Les effets sont probablement communs à de nombreux autres animaux, selon les chercheurs, bien que les changements de comportement réels dépendent de l’agent pathogène.
Les chauves-souris vampires ne semblent pas être aussi diligentes pour empêcher la maladie de se propager dans leur communauté, car les résultats suggèrent que leur comportement est plus probablement un sous-produit de la léthargie. Cependant, leur attitude pourrait changer lorsqu’elles rencontrent un véritable agent pathogène qu’elles connaissent.
Selon Ripperger :
Les différences sont que les chauves-souris ne sont pas vraiment malades, parce qu’il n’y a pas de véritable agent pathogène, et que la COVID est causée par un virus et la molécule que nous avons utilisée est bactérienne.

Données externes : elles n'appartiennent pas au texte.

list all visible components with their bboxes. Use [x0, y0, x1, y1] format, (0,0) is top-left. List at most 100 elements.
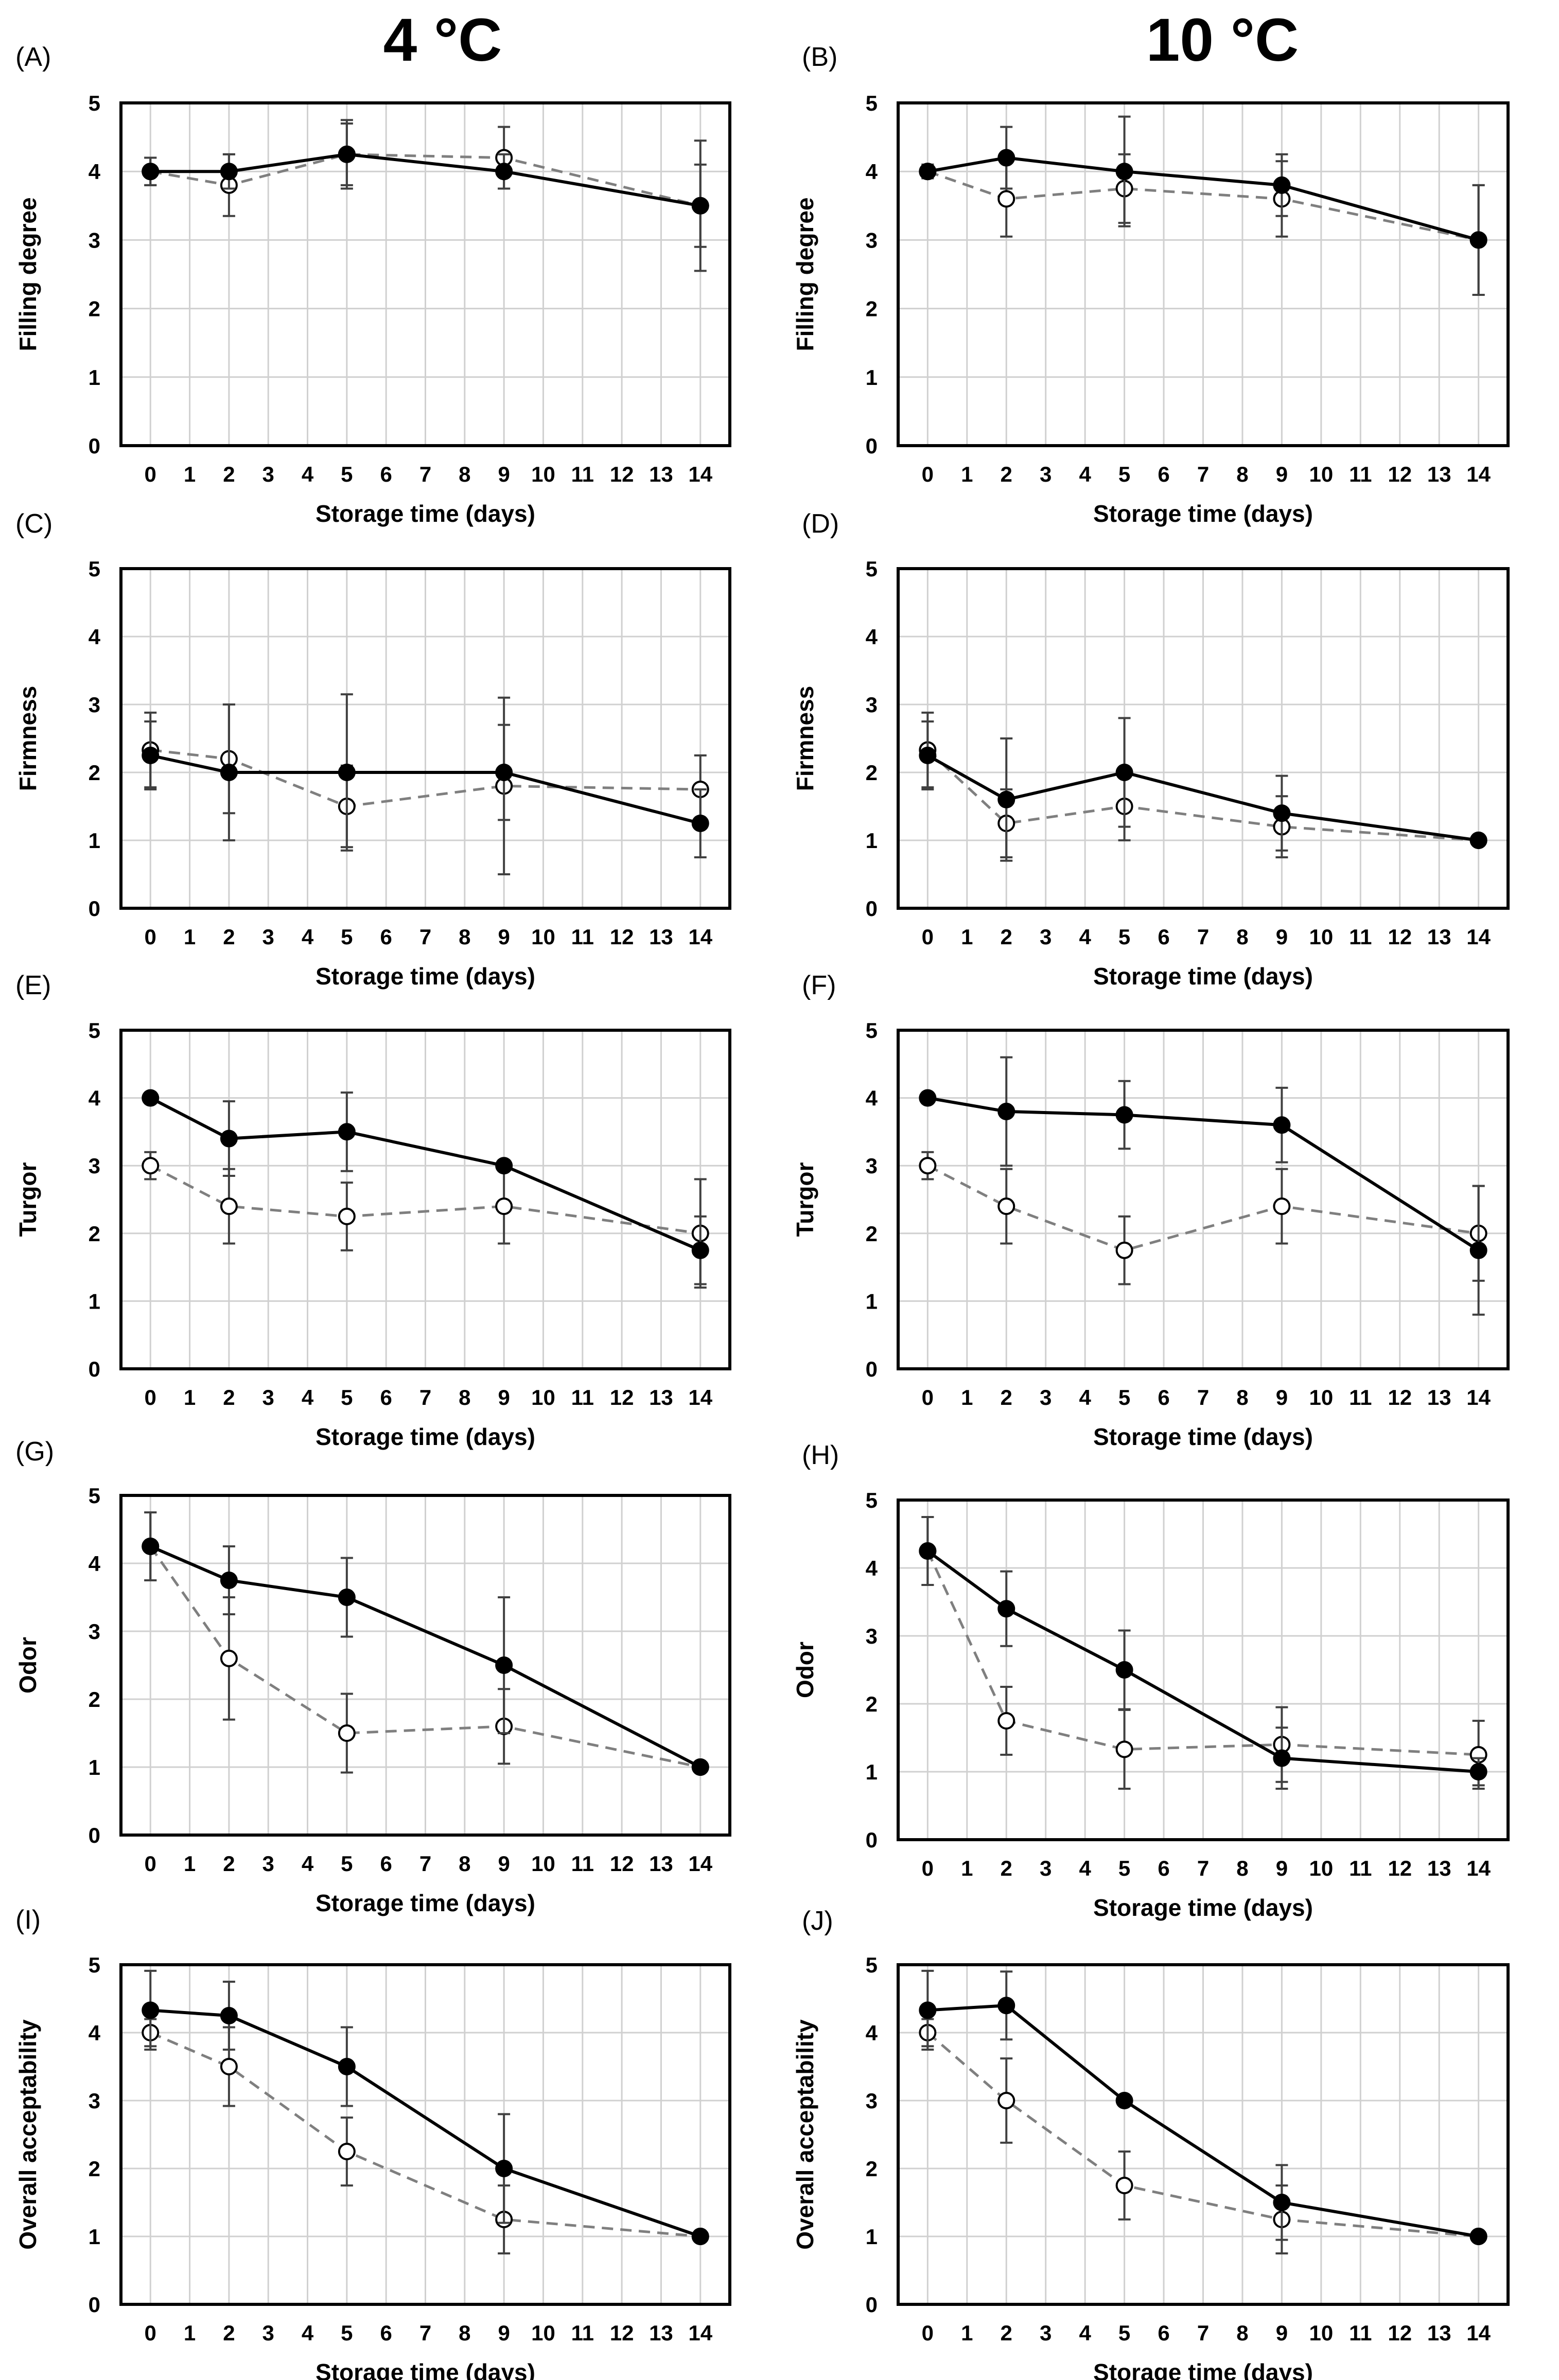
x-tick-label: 13	[1427, 1856, 1451, 1880]
x-tick-label: 5	[341, 462, 353, 486]
x-tick-label: 3	[262, 1385, 274, 1409]
x-tick-label: 3	[262, 2321, 274, 2345]
data-point-filled	[220, 1572, 238, 1589]
series-line-open	[149, 1545, 701, 1769]
y-tick-label: 5	[89, 1953, 100, 1977]
data-point-filled	[220, 1130, 238, 1148]
x-tick-label: 5	[341, 1852, 353, 1876]
plot-frame	[897, 1029, 1510, 1370]
x-tick-label: 13	[1427, 925, 1451, 949]
data-point-filled	[919, 747, 937, 764]
data-point-filled	[338, 1123, 356, 1141]
y-tick-label: 0	[866, 896, 878, 921]
x-tick-label: 4	[1079, 925, 1091, 949]
x-tick-label: 7	[1197, 462, 1209, 486]
data-point-open	[1273, 1197, 1291, 1215]
x-tick-label: 14	[688, 2321, 712, 2345]
x-tick-label: 13	[1427, 2321, 1451, 2345]
y-tick-label: 0	[89, 1357, 100, 1381]
plot-frame	[119, 101, 731, 447]
x-tick-label: 3	[262, 925, 274, 949]
x-tick-label: 8	[1236, 462, 1248, 486]
x-tick-label: 8	[1236, 2321, 1248, 2345]
panel-label-e: (E)	[15, 971, 51, 1000]
x-tick-label: 14	[1466, 1385, 1491, 1409]
y-tick-label: 2	[866, 297, 878, 321]
data-point-filled	[495, 764, 513, 781]
x-tick-label: 6	[380, 462, 392, 486]
y-tick-label: 1	[866, 365, 878, 390]
series-line-open	[927, 170, 1479, 241]
x-tick-label: 1	[961, 2321, 973, 2345]
x-tick-label: 1	[961, 462, 973, 486]
x-tick-label: 0	[922, 2321, 934, 2345]
data-point-filled	[997, 1102, 1015, 1120]
x-tick-label: 10	[531, 2321, 555, 2345]
panel-label-g: (G)	[15, 1437, 54, 1467]
data-point-filled	[142, 747, 160, 764]
y-tick-label: 3	[866, 2089, 878, 2113]
x-tick-label: 9	[1276, 925, 1288, 949]
y-tick-label: 0	[89, 2293, 100, 2317]
x-tick-label: 9	[498, 462, 510, 486]
column-title-10c: 10 °C	[1146, 6, 1299, 74]
x-tick-label: 0	[145, 2321, 156, 2345]
y-tick-label: 0	[89, 896, 100, 921]
y-tick-label: 2	[89, 1687, 100, 1712]
y-tick-label: 2	[866, 761, 878, 785]
y-tick-label: 5	[89, 557, 100, 581]
x-tick-label: 8	[459, 1852, 470, 1876]
x-tick-label: 6	[1158, 1856, 1169, 1880]
x-tick-label: 10	[1309, 1856, 1333, 1880]
x-tick-label: 1	[961, 1385, 973, 1409]
x-tick-label: 11	[1349, 925, 1372, 949]
x-tick-label: 11	[571, 1852, 594, 1876]
data-point-filled	[142, 1089, 160, 1107]
x-tick-label: 8	[459, 462, 470, 486]
data-point-filled	[1273, 1116, 1291, 1134]
y-tick-label: 4	[89, 1552, 101, 1576]
x-tick-label: 13	[649, 925, 673, 949]
x-axis-label: Storage time (days)	[316, 500, 535, 527]
x-tick-label: 13	[1427, 462, 1451, 486]
data-point-filled	[338, 1589, 356, 1606]
y-tick-label: 2	[89, 297, 100, 321]
x-tick-label: 14	[1466, 2321, 1491, 2345]
x-tick-label: 5	[1118, 2321, 1130, 2345]
x-tick-label: 6	[1158, 925, 1169, 949]
x-tick-label: 0	[922, 1385, 934, 1409]
y-tick-label: 4	[866, 1556, 878, 1580]
y-axis-label: Firmness	[14, 686, 41, 791]
x-tick-label: 11	[1349, 462, 1372, 486]
x-tick-label: 7	[419, 925, 431, 949]
x-tick-label: 6	[380, 1852, 392, 1876]
x-tick-label: 4	[302, 462, 314, 486]
x-tick-label: 1	[184, 1385, 196, 1409]
x-tick-label: 12	[1388, 925, 1412, 949]
y-tick-label: 1	[89, 828, 100, 853]
x-tick-label: 9	[1276, 1856, 1288, 1880]
data-point-open	[997, 190, 1015, 208]
x-tick-label: 8	[1236, 925, 1248, 949]
x-tick-label: 14	[1466, 925, 1491, 949]
y-tick-label: 4	[89, 1086, 101, 1110]
x-tick-label: 12	[610, 1385, 634, 1409]
data-point-filled	[1273, 804, 1291, 822]
plot-frame	[897, 101, 1510, 447]
y-tick-label: 0	[89, 1823, 100, 1847]
x-tick-label: 3	[1040, 1385, 1052, 1409]
x-tick-label: 8	[1236, 1856, 1248, 1880]
x-tick-label: 10	[1309, 925, 1333, 949]
x-tick-label: 9	[1276, 2321, 1288, 2345]
data-point-filled	[1115, 1106, 1133, 1124]
x-tick-label: 7	[419, 1852, 431, 1876]
y-axis-label: Overall acceptability	[792, 2019, 818, 2250]
y-tick-label: 2	[866, 1222, 878, 1246]
data-point-filled	[1469, 2228, 1487, 2245]
y-tick-label: 1	[866, 828, 878, 853]
x-tick-label: 6	[1158, 2321, 1169, 2345]
x-tick-label: 13	[649, 1852, 673, 1876]
y-tick-label: 4	[89, 625, 101, 649]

Cependant, un parallèle est que la distanciation sociale, qui est maintenant un aspect important de notre routine quotidienne, n’est pas exclusive aux humains, elle peut également être trouvée chez les animaux sociaux. Même un mécanisme aussi simple que la léthargie, qui entraîne une réduction des mouvements et, par conséquent, des taux de rencontre sociale (que nous appelons également « distanciation sociale passive »), réduit les taux de contact entre les personnes « malades » et les personnes en bonne santé et contribuerait également à ralentir la propagation d’un agent pathogène.
À l’avenir, les chercheurs prévoient d’étendre leurs travaux de terrain et la surveillance des réseaux sociaux des chauves-souris vampires en utilisant des capteurs de proximité qui incluront également les vaches, la proie préférée des chauves-souris.
Toujours selon Ripperger :
Une grande opportunité de nos capteurs n’est pas seulement que nous pouvons suivre les rencontres sociales entre tous les membres d’un groupe social entier à haute résolution. Les données sont d’une telle résolution que nous pouvons les utiliser pour redéfinir les réseaux sociaux de manière à ce qu’ils correspondent aux propriétés d’un pathogène particulier. Certains agents pathogènes peuvent nécessiter un contact étroit entre deux individus, d’autres peuvent déjà être contagieux si deux individus s’approchent à moins d’un mètre. Certains peuvent mettre plus de temps à se propager, d’autres sont susceptibles de se propager en une minute. Nos données nous permettent de filtrer les rencontres rapprochées ou plus longues, de redéfinir les réseaux sociaux et nous pouvons utiliser ces données pour modéliser la propagation d’un agent pathogène particulier. Nous espérons que cette avancée dans la technologie de suivi aidera les chercheurs à l’avenir à mieux comprendre la propagation des agents pathogènes dans les populations d’animaux sauvages en général.
L’étude publiée dans Behavioural Ecology : Tracking sickness effects on social encounters via continuous proximity sensing in wild vampire bats et présentée sur le site de l’université de l’État de l’Ohio : For vampire bats, social distancing while sick comes naturally.